One of the last things Jesus did before he was betrayed and handed over was to pray for his disciples and those who would become his disciples. So before we are conceived, before we draw our first breath, before we utter our first word, or think to pray, Jesus has prayed for us and is praying for us. We are bathed in pray and surrounded in love and God’s desire to commune with us always. (Easter Seven. John 17:6-19)
Prayer is at one level as natural and as simple as breathing. And yet many of us worry that we do not pray enough, or properly, or effectively. The topic of prayer can make the most confident of us feel a little uneasy for one can hardly tell lies about the wonderfulness of our prayer life when we are always in the presence of the other party – our Beloved Lord.
Prayer, like love, has become a word so much used that we can end up wondering what it does mean. From my own experience of faith and prayer, and my experience as chaplain and priest, I want to offer the following thoughts. Let them affirm you, encourage you and if need be extend you a little so that your prayer life might continue to be a source of love and life and that it might grow even richer. And if any words or thoughts are not useful, let them drift away on the breeze like chaff separated from grain.
Prayer is at its most simple an openness of heart and mind, a listening for the divine, a desire to be in the presence of our God – which given that we are already in the presence of God then it is awareness of presence that is needed. Prayer is conversation with the divine and like all intimate conversations is made up of desire, talk, listening, silence, reflection.
Prayer has its seasons – times when our conversation is desperate and troubled filled with pleading for ourselves and others, begging forgiveness, full of struggle and fear. There are seasons of joy when thanksgiving, praise and hallelujahs rolleasily off our tongue. There are seasons of dryness when we pray the words of the tradition with our hearts dull and our minds absent and wonder what we are doing and why and if anyone else is present beyond ourselves. And there are seasons of silence. Sometimes frightening and deafening in the absence of words. And sometimes those sacred deep silences filled with such truth and tenderness beyond words and sound.
Prayer also includes others: when we pray in the garden and the new leaf unfurling and the birds skimming the surface of the water are companions; when we pray with the sick and suffering; when we pray with others and hear in their words and sighs our own hearts communication.

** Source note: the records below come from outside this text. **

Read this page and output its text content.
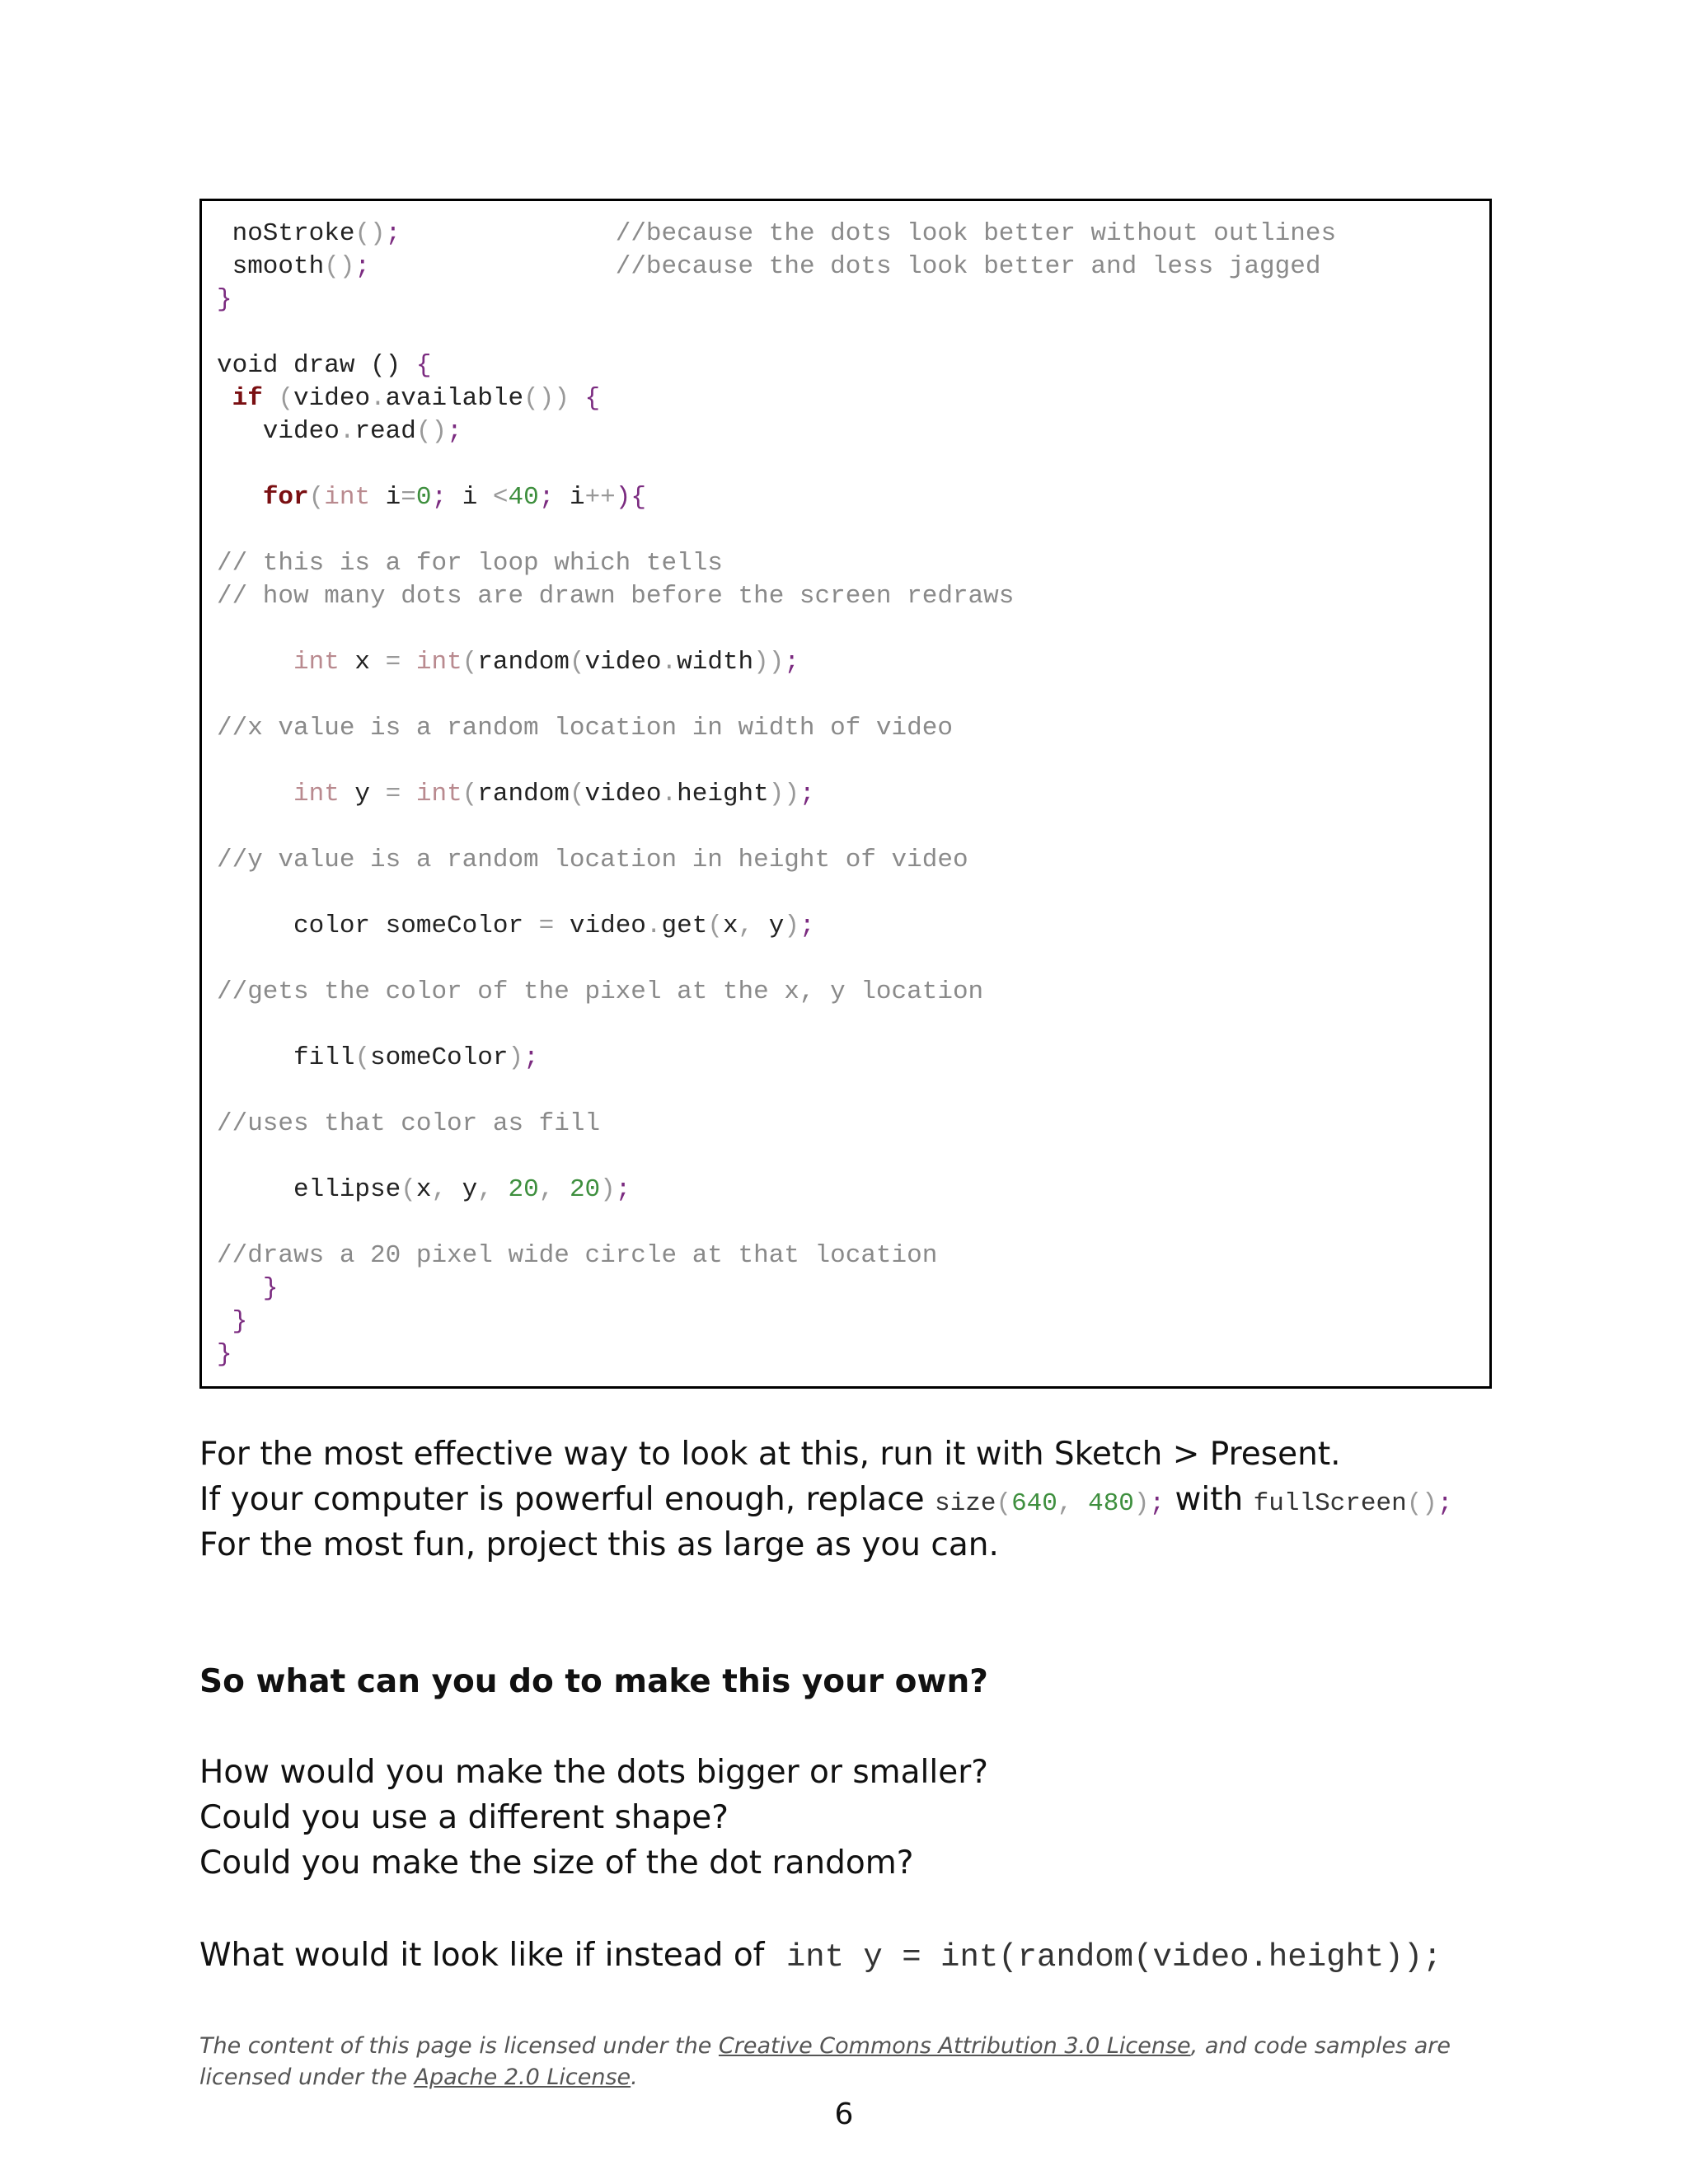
noStroke();	//because the dots look better without outlines
smooth();	//because the dots look better and less jagged
}
void draw () {
if (video.available()) {
video.read();
for(int i=0; i <40; i++){
// this is a for loop which tells
// how many dots are drawn before the screen redraws
int x = int(random(video.width));
//x value is a random location in width of video
int y = int(random(video.height));
//y value is a random location in height of video
color someColor = video.get(x, y);
//gets the color of the pixel at the x, y location
fill(someColor);
//uses that color as fill
ellipse(x, y, 20, 20);
//draws a 20 pixel wide circle at that location
}
}
}
For the most effective way to look at this, run it with Sketch > Present.
If your computer is powerful enough, replace size(640, 480); with fullScreen();
For the most fun, project this as large as you can.
So what can you do to make this your own?
How would you make the dots bigger or smaller?
Could you use a different shape?
Could you make the size of the dot random?
What would it look like if instead of int y = int(random(video.height));
The content of this page is licensed under the Creative Commons Attribution 3.0 License, and code samples are licensed under the Apache 2.0 License.
6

Prayer like other intimate conversations ebbs and flows without ever really ending. We pause to draw breath, to reflect on what has been said and not said, to feel the feelings welling up within, to enjoy the nearness of the other without the distraction of words. We pause to go about our other tasks and to attend to our other relationships without ceasing to be mindful of our true love, our first love, our most enduring love.
What our gospel reading this week reminds us, is that Jesus prays for us. According to St John, one of the last things Jesus did before he was betrayed and handed over to death, was to pray for his disciples and those, like us, who would come later because of their witness and mission in the world.
It is worth pausing for a moment and considering the full importance of that fact. The one to whom, through whom, we pray has already – even before our birth, our baptism, our awakening – has already prayed for us!!! Is praying for us. The implications of this are wonderful and all encompassing. Before we are conceived, before we draw our first breath, before we utter our first word, or think to pray, Jesus has prayed for us and is praying for us. We are bathed in pray and surrounded in love and God’s desire to commune with us always.
So when we sing hallelujah and give thanks we are already in the presence of our Beloved and our thanks goes straight into the ear of God. When we cry out in words strangled by fear and despair, when we cannot even find words for our dread and rage, we are already heard and listened to. When we turn up to prayer dry and worn down the source of life and love is already our companion and our stay. When we enter the silence seeking to hear and to share we are simply being still for a moment so that we can discern the one who has been ready and waiting for an eternity for this moment. And when we get up from our prayers and turn to the other demands of life we only glance away from the face of our Beloved, we do not really leave the presence of God.
We know from Jesus’ own example that he prayed in many ways. He prayed in the traditional ways the prayers of the faithful in the temple. He prayed in traditional ways the prayers of daily life in the homes of those he visited. He prayed in the silence of the wilderness. He taught his disciples how to pray in the privacy of their own rooms. He prayed over his last meal that it might become sustenance for his people for ever. He prayed with tears and drops of blood in the garden, in such distress that he continually fell to the ground. He prayed that he might be spared. And then he prayed that he might be obedient. He prayed forgiveness from the cross. And with his last breath he prayed that his spirit be given into the hands of his father.
And in the gospel reading this week he prayed three things for his disciples. Firstly that they be protected. Not removed from the world and its troubles but protected. Then he prayed that his disciples, and that includes us, might be at-one-ment with God just as he, Jesus, was. And lastly he prayed that where he was going his disciples, in the fullness of time, might be also.
Because Jesus prayed and prays for us we are invited into communion, intimate and loving conversation, since before our birth, throughout all our days, and into the eternal embrace of God when our days are finished.
Even so, come Lord Jesus Christ, love without end come gather us in.